Dan seorang mahasiswa tidak mengutamakan nila IPK tinggi dibantu ChatGPT, tanpa diolah lagi untun benar-benar mempelajarinya. Mengapa demikian? Karena ketika kita mau melakukan berpikir dahulu, apakah benar yang saya lakukan ini? Apakah membuat rancangan undang-undang petani di Gedung pencakar langit, bukankah di Kebun/Gubug sudah tepat atau adil? Itulah pentingnya bagaimana kita adil sejak dalam pikiran.
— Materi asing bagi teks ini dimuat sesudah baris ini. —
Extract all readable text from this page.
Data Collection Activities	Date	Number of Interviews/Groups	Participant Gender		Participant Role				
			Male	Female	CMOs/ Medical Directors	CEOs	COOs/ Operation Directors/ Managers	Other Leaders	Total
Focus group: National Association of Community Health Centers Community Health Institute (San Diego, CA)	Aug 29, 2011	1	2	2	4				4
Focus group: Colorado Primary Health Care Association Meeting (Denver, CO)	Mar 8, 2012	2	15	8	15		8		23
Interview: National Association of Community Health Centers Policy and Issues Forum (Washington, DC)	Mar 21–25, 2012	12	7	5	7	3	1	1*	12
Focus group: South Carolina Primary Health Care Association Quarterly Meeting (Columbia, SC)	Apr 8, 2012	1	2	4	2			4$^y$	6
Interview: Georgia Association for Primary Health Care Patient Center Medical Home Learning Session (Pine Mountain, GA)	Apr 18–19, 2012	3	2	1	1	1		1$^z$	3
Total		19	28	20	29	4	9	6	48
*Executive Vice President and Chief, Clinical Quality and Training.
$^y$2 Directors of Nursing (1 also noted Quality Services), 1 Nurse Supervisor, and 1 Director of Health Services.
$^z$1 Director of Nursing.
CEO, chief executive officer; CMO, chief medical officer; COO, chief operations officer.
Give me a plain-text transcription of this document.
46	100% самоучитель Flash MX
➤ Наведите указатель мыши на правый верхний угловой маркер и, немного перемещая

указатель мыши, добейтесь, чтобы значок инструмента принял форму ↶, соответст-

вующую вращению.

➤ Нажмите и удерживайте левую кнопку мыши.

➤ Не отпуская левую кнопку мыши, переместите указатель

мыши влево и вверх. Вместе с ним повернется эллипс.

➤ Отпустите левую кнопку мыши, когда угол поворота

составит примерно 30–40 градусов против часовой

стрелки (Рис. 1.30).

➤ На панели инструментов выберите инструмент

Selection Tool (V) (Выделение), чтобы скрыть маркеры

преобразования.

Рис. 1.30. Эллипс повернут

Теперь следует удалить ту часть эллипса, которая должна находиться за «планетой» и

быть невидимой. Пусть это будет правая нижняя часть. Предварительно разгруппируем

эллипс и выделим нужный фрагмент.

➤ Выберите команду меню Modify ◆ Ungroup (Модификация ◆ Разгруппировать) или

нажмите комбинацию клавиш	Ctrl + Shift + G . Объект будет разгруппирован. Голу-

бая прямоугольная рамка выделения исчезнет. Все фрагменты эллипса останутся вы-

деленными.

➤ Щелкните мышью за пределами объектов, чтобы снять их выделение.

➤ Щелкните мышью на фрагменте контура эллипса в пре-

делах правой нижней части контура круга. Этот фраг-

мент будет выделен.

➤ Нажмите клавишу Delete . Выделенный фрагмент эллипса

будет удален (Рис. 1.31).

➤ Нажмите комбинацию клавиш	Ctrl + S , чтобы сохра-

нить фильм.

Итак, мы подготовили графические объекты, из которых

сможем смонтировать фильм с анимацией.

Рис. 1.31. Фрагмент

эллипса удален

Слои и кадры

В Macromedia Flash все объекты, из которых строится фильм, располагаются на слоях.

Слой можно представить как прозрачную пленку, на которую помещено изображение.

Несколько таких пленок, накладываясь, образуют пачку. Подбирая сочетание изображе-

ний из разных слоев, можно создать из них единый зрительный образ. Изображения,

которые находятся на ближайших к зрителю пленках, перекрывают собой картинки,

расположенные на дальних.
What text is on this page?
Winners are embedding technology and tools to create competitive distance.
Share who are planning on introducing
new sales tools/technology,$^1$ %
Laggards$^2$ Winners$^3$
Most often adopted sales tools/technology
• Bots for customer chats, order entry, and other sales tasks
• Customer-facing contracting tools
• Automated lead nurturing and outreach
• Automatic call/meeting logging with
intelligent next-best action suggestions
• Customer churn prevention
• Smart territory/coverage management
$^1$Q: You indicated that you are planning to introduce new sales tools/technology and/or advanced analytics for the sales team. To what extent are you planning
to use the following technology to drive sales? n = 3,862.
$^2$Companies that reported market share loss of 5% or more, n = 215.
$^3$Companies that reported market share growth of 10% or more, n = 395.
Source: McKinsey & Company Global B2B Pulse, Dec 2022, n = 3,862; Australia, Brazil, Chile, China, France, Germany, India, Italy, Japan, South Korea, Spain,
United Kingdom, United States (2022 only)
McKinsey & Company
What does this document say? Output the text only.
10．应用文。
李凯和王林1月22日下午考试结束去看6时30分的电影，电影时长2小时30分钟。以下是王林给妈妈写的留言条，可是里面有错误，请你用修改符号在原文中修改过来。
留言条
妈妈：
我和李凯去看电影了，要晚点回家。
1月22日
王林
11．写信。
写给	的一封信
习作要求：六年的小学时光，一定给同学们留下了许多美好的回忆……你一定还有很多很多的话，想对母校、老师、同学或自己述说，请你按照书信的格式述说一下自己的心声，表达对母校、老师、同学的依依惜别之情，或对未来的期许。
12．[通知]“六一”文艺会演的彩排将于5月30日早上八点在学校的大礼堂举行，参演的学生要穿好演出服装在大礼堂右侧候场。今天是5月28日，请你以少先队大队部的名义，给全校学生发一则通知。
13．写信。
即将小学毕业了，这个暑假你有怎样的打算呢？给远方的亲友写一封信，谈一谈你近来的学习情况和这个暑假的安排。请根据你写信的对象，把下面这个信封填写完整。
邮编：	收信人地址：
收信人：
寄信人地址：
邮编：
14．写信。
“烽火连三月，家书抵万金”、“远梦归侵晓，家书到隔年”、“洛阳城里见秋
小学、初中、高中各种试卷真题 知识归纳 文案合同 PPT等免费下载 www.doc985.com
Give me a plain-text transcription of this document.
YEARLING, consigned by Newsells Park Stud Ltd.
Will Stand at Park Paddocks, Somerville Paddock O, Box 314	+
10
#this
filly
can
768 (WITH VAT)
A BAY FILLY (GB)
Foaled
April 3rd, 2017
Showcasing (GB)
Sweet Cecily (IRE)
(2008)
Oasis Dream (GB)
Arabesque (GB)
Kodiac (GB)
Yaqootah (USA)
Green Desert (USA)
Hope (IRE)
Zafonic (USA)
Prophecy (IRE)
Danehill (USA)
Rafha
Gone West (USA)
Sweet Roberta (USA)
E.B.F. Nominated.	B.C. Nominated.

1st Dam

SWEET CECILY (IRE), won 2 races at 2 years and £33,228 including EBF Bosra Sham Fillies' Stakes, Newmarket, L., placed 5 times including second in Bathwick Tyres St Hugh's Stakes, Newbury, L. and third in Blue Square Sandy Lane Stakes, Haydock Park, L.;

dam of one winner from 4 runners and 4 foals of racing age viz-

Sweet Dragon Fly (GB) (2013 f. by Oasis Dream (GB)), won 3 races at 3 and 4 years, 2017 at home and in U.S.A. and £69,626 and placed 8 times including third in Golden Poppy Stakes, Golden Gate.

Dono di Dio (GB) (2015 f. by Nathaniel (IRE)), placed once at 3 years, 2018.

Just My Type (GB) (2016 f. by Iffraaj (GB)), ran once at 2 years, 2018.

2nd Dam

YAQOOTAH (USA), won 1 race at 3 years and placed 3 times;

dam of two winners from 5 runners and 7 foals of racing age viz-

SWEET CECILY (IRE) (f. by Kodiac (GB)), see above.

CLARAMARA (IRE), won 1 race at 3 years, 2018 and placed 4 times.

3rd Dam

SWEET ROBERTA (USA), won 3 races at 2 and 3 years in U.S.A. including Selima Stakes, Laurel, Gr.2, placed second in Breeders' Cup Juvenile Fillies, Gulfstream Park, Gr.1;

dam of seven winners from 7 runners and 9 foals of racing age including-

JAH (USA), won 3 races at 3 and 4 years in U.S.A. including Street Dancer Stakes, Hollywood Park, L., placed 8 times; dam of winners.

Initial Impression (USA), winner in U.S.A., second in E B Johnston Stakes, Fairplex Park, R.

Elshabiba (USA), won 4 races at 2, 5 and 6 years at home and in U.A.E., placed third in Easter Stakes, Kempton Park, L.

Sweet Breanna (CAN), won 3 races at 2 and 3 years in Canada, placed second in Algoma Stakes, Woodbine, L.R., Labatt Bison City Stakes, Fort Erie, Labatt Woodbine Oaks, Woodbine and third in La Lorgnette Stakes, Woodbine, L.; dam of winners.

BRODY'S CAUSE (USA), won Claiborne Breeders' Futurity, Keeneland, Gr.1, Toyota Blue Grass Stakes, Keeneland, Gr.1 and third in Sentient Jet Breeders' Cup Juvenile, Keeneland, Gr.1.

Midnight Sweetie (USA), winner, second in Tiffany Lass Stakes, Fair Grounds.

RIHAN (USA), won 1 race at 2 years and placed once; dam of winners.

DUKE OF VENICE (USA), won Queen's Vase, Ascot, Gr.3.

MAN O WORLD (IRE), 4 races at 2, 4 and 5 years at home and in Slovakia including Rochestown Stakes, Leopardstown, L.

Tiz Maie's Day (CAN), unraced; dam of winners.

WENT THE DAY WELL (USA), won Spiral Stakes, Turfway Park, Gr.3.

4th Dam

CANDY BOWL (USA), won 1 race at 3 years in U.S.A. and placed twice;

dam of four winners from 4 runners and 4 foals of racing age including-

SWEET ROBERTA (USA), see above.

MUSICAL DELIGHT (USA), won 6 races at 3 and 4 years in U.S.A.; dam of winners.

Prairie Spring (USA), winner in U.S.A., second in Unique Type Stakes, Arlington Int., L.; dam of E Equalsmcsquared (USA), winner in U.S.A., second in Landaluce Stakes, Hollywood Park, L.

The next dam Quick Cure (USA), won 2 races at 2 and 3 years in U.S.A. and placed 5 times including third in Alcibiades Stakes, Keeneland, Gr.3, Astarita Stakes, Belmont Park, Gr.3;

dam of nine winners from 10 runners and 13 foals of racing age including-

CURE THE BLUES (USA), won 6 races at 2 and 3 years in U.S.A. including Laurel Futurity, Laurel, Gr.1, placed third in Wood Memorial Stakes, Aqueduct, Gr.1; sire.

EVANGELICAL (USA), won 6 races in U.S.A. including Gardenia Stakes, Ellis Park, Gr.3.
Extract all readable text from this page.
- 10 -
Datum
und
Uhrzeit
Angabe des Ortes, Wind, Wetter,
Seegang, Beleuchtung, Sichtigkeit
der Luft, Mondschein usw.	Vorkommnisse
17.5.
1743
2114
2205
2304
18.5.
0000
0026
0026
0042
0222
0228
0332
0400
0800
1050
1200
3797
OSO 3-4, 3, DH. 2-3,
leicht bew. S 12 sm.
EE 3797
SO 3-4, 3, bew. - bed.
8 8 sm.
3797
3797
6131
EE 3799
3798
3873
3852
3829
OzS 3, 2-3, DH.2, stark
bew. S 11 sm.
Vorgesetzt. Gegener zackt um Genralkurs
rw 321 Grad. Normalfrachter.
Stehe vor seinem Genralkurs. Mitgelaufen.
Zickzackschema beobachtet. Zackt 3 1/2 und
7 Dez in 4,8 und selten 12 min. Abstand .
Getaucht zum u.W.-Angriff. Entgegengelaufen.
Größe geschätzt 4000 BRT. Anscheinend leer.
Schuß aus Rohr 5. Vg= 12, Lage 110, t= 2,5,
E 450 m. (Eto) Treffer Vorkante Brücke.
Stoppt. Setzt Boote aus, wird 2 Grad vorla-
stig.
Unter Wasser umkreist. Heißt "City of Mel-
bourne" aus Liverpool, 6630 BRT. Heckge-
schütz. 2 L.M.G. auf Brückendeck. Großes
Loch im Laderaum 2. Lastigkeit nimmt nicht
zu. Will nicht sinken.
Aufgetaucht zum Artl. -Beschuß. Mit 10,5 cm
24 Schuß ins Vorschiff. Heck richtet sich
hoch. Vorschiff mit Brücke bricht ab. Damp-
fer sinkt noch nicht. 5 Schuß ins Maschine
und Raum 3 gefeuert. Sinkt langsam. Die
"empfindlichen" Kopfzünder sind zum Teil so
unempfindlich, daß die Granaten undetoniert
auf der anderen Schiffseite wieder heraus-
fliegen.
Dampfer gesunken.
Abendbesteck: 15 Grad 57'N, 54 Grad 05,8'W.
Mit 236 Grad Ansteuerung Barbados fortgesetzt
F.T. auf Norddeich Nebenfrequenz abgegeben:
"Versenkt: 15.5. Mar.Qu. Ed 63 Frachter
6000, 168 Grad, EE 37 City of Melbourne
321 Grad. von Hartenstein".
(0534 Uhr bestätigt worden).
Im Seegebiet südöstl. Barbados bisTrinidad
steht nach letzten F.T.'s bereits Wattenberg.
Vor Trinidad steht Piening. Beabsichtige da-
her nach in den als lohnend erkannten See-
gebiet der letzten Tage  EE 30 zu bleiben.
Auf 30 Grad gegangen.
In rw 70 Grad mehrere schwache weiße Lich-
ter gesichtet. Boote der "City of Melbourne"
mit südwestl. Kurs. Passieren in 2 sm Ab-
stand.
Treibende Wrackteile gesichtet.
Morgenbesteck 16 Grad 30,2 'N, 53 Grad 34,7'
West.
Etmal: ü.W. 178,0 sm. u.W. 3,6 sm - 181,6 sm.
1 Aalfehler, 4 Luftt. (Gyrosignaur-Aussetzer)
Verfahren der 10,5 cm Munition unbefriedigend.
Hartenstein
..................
Dewasa ini, gue melihat perspektif Pendidikan lebih dominan landasannya ke Pragmatisme. Yang di mana prestasi dan gelar akademik adalah segalanya, yang padahal itu hanya untuk kepuasan diri sendiri. Ya, nggak apa-apa sih setiap orang memiliki haknya masing-masing untuk memilih. Gue lebih condong ke Eksistensialisme, yang di mana menekankan pada kebebasan dan tanggung jawab setiap orang kepada dirinya sendiri. Dan Pendidikan itu seharusnya membantu menemukan makna hidupnya sendiri.
Karena pemikiran gue yang eksistensialisme ini, jujur dah dalam belajar di kampus gue biasa aja gitu. Disebut ambisi banget ya, nggak, balance aja gitu. Ketika ada masalah di perkuliahan, ya udah gitu. Dan soal makna ini, menurut gue sangat membantu kita dalam menjalani kehidupan. Yeah, mengetahui makna hidup sendiri itu penting, karena itu ibarat kompas yang memberi arah ke mana tujuan kita selanjutnya. Makna hidup kita akan berubah seiring berjalannya waktu.
Yeah, itulah arti Pendidikan dalam kecamata gue, yang dapat disimpulkan di mana kita bisa memilih sesuatu hal tanpa menyesalinya. Karena ketika berhasil kita akan terus mempelajarinya, sebaliknya ketika gagal dapat mempelajari kesalahan itu. Semua tergantung perspektif, mari! Kita tanamkan pikiran yang positif!